Citaat:
Schade aan serotoninefabriekjes
Het werkzame bestanddeel van xtc grijpt in op de huishouding van boodschapperstof serotonine. Deze neurotransmitter is onder andere betrokken bij regulatie van stemming en cognitieve processen als geheugen, aandacht en concentratie. MDMA zorgt voor extra afgifte door te binden aan serotoninetransporters, eiwitten die nodig zijn voor het vervoer van de boodschapperstof. Daardoor kan serotonine niet meer terug de cel in en blijft het dus circuleren. Dit leidt aanvankelijk tot het bekende euforische gevoel. Maar na verloop van tijd kan overvloed omslaan in een tekort. Afbraakproducten van xtc zijn namelijk schadelijk voor cellen die serotonine produceren. En als deze serotoninefabriekjes niet naar behoren werken, stagneert uiteraard ook de productie. In het uiterste geval leidt dat tot depressies en geheugenproblemen.
Serotoninetransporters vormen slechts een fractie van alle hersencellen: minder dan één procent. ‘Zelfs als alle transporters verloren zouden gaan, kom je niet uit op tien procent. De krimp die we in de hippocampus gezien hebben, kunnen we daar dus niet, of in elk geval niet helemaal, mee verklaren.’ Maar waarmee dan wel? Reneman zet haar kaarten voorlopig vooral in op ‘spastische ischemie’. Zeer vrij vertaald: een doorbloedingsstoornis veroorzaakt door de partydrug. Reneman: ‘Serotonine is een sterke vasoconstrictor – het vernauwt de bloedvaten. Door xtc-gebruik circuleert er extra veel van de stof in het brein. Bij patiënten met samentrekkingen van de bloedvaten door een hersenbloeding zien we soms ook zwellingen. De situatie normaliseert in principe als de blokkade weg is. Maar houdt de vaatvernauwing lang aan of treedt die vaker op – bijvoorbeeld doordat iemand veel of regelmatig xtc gebruikt – dan gaan misschien hersencellen verloren. En ja, dat leidt uiteindelijk tot krimp.’
Banaan
‘Pas op,’ benadrukt Reneman ondertussen, ‘dit is allemaal één grote hypothese.
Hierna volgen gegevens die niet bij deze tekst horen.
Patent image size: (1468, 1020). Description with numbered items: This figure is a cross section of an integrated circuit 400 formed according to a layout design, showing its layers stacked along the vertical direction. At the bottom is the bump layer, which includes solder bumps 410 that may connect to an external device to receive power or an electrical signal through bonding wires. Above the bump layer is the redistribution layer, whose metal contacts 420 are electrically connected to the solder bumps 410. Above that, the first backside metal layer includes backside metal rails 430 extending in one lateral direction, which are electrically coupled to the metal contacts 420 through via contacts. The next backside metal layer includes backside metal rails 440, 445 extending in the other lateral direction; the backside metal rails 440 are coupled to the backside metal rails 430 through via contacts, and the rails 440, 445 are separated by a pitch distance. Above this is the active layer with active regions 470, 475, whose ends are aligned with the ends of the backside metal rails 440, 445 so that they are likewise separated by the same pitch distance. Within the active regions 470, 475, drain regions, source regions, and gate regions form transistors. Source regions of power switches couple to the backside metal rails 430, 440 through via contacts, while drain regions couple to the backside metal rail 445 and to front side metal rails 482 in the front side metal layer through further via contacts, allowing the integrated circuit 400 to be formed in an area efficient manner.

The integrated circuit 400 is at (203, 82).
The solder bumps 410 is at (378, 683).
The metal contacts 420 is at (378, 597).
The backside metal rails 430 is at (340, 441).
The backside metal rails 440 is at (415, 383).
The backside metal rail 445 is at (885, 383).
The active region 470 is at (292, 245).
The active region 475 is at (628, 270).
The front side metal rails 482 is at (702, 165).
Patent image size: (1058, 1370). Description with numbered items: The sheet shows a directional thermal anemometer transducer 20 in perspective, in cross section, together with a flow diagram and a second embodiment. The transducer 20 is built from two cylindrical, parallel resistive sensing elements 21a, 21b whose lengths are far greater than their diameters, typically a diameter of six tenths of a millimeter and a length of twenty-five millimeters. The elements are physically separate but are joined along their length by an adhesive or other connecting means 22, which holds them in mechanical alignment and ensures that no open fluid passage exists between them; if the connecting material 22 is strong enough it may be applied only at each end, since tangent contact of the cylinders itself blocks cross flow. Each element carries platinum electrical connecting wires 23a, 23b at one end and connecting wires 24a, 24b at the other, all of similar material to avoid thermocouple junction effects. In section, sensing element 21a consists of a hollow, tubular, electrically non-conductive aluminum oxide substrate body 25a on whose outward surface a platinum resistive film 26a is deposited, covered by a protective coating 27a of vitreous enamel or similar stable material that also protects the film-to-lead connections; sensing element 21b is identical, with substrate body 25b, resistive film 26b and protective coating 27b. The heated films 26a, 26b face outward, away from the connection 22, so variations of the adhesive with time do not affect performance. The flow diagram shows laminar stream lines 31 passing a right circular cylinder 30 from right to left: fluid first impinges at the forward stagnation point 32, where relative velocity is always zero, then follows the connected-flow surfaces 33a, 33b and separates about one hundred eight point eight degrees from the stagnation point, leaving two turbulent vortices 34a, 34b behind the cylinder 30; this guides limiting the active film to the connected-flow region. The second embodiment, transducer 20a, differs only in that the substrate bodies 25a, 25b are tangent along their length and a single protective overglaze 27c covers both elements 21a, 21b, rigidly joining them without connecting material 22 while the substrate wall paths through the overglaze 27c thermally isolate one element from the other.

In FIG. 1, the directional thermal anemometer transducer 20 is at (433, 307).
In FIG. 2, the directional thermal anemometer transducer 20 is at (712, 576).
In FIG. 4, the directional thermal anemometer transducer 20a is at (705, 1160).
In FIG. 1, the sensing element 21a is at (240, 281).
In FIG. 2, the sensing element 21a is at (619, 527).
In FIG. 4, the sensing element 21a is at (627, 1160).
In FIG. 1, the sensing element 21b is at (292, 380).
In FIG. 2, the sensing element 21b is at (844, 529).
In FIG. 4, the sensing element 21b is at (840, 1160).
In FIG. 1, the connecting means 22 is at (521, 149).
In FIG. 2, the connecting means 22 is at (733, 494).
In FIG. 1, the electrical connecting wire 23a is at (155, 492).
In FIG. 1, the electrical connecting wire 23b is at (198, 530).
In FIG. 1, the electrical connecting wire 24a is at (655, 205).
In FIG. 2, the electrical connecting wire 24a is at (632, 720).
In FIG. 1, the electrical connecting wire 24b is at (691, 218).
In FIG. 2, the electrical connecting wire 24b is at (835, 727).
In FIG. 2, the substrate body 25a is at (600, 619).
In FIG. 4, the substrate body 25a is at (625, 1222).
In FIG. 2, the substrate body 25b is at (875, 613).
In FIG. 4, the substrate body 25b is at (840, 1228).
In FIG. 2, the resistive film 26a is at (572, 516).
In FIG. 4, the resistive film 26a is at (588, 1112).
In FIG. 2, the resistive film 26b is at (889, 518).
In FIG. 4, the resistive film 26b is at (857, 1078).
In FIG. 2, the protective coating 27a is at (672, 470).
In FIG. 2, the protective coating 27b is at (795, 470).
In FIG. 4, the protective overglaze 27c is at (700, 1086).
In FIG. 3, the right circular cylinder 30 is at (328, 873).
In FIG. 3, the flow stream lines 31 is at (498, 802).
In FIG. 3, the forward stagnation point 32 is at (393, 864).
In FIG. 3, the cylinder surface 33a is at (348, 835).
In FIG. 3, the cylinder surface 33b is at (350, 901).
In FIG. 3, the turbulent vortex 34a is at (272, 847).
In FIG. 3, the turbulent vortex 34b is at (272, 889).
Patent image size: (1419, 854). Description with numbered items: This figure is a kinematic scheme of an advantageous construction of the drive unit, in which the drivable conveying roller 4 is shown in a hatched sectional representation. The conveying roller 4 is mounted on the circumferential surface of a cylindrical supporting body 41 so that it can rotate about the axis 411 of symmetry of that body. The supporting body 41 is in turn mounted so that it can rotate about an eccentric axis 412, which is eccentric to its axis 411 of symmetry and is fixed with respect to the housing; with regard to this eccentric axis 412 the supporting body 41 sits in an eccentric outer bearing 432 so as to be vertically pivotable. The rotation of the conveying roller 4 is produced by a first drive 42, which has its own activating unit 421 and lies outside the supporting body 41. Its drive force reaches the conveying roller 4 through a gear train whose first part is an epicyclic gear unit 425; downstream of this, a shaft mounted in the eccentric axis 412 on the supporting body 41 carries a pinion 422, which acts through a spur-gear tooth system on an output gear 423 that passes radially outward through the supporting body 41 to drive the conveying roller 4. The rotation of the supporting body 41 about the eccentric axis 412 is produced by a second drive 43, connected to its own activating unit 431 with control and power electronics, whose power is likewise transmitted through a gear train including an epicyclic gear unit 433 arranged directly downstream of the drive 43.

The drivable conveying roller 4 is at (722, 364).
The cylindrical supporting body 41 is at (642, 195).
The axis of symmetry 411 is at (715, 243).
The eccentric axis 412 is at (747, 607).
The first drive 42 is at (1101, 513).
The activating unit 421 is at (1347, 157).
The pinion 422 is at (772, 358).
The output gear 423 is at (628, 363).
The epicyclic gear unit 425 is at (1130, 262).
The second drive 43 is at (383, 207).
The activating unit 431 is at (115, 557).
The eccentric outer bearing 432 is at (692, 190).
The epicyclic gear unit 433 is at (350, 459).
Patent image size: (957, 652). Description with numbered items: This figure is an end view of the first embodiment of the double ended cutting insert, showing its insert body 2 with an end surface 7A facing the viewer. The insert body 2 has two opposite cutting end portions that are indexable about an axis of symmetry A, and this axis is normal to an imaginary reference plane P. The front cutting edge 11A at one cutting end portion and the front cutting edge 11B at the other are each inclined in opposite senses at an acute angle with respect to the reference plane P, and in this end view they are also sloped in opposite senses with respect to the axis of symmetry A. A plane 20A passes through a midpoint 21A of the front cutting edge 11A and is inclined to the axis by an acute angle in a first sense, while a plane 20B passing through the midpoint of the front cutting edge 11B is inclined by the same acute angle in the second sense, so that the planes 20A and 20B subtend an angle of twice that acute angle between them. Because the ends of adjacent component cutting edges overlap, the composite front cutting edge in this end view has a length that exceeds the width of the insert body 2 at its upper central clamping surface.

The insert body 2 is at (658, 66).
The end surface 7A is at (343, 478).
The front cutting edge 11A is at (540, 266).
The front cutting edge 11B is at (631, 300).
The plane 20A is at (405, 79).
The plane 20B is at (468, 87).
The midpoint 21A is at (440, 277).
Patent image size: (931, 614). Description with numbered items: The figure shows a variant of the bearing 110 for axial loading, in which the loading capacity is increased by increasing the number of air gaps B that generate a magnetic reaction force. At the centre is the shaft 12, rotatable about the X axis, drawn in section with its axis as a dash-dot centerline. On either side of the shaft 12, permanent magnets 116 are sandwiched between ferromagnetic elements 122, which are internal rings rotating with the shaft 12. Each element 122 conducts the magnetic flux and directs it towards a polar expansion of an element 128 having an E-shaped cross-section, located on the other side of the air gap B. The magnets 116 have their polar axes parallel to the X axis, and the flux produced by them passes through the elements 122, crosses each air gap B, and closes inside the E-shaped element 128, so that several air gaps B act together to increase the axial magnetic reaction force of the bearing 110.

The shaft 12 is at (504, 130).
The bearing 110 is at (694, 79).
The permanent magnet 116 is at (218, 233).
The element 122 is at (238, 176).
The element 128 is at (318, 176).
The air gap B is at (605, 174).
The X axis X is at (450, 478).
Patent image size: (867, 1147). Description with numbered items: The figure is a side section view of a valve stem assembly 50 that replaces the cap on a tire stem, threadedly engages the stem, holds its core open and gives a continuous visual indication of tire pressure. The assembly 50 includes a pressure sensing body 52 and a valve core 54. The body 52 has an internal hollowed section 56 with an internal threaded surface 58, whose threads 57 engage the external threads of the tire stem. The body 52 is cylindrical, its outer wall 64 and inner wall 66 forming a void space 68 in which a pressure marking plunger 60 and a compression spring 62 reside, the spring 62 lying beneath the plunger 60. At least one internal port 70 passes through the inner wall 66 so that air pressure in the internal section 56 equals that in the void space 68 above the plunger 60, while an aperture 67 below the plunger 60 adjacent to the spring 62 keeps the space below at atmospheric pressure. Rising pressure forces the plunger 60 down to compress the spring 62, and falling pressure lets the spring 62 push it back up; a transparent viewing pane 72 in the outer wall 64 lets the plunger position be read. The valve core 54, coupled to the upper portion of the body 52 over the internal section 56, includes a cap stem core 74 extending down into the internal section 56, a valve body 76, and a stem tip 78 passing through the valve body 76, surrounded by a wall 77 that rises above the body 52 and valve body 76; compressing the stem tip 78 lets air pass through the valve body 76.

Niemand weet of het klopt wat ik zeg.’ Niet voor niets rept de recente publicatie over het onderzoek* van ‘preliminary evidence’. Het zal duidelijk zijn: er is meer onderzoek nodig. Dat ging deze maand van start. ‘De scans van ons grote cohort van gebruikers gaan we allemaal nog eens minutieus bekijken. Heel veel werk, ja. De hippocampus is een soort banaan, die zo’n scanapparaat als het ware in flinterdunne virtuele plakjes snijdt. Die moeten we eerst allemaal op de juiste manier intekenen. Gelukkig konden we in de pilotstudie een beroep doen op collega’s van het VUmc. Zij hebben vanuit het Alzheimeronderzoek veel ervaring opgedaan met dat intekenen. Maar in de nieuwe studie gaat het echt om enorme hoeveelheden scans, dus hopen we het te kunnen automatiseren.’
Overigens richt de nieuwe studie zich niet alleen op de hippocampus. ‘Vergeet niet: serotonine beïnvloedt een heleboel hersengebieden. We zien vooral schade aan een bepaald type axonen (de uitlopers van zenuwcellen), waar bijvoorbeeld de serotoninetransporters op liggen. Dergelijke axonen komen overal in het brein voor. In onze pilot keken we naar de hippocampus omdat we zeker wisten dat de drug nadelige effecten kan hebben op het geheugen. Straks onderzoeken we ook andere hersengebieden zoals de thalamus, die eveneens betrokken is bij geheugenprocessen. We vermoeden dat de gevolgen van xtc verder kunnen reiken dan alleen die hippocampus.’
Kortom: voorlopig weten we eigenlijk nog steeds niks.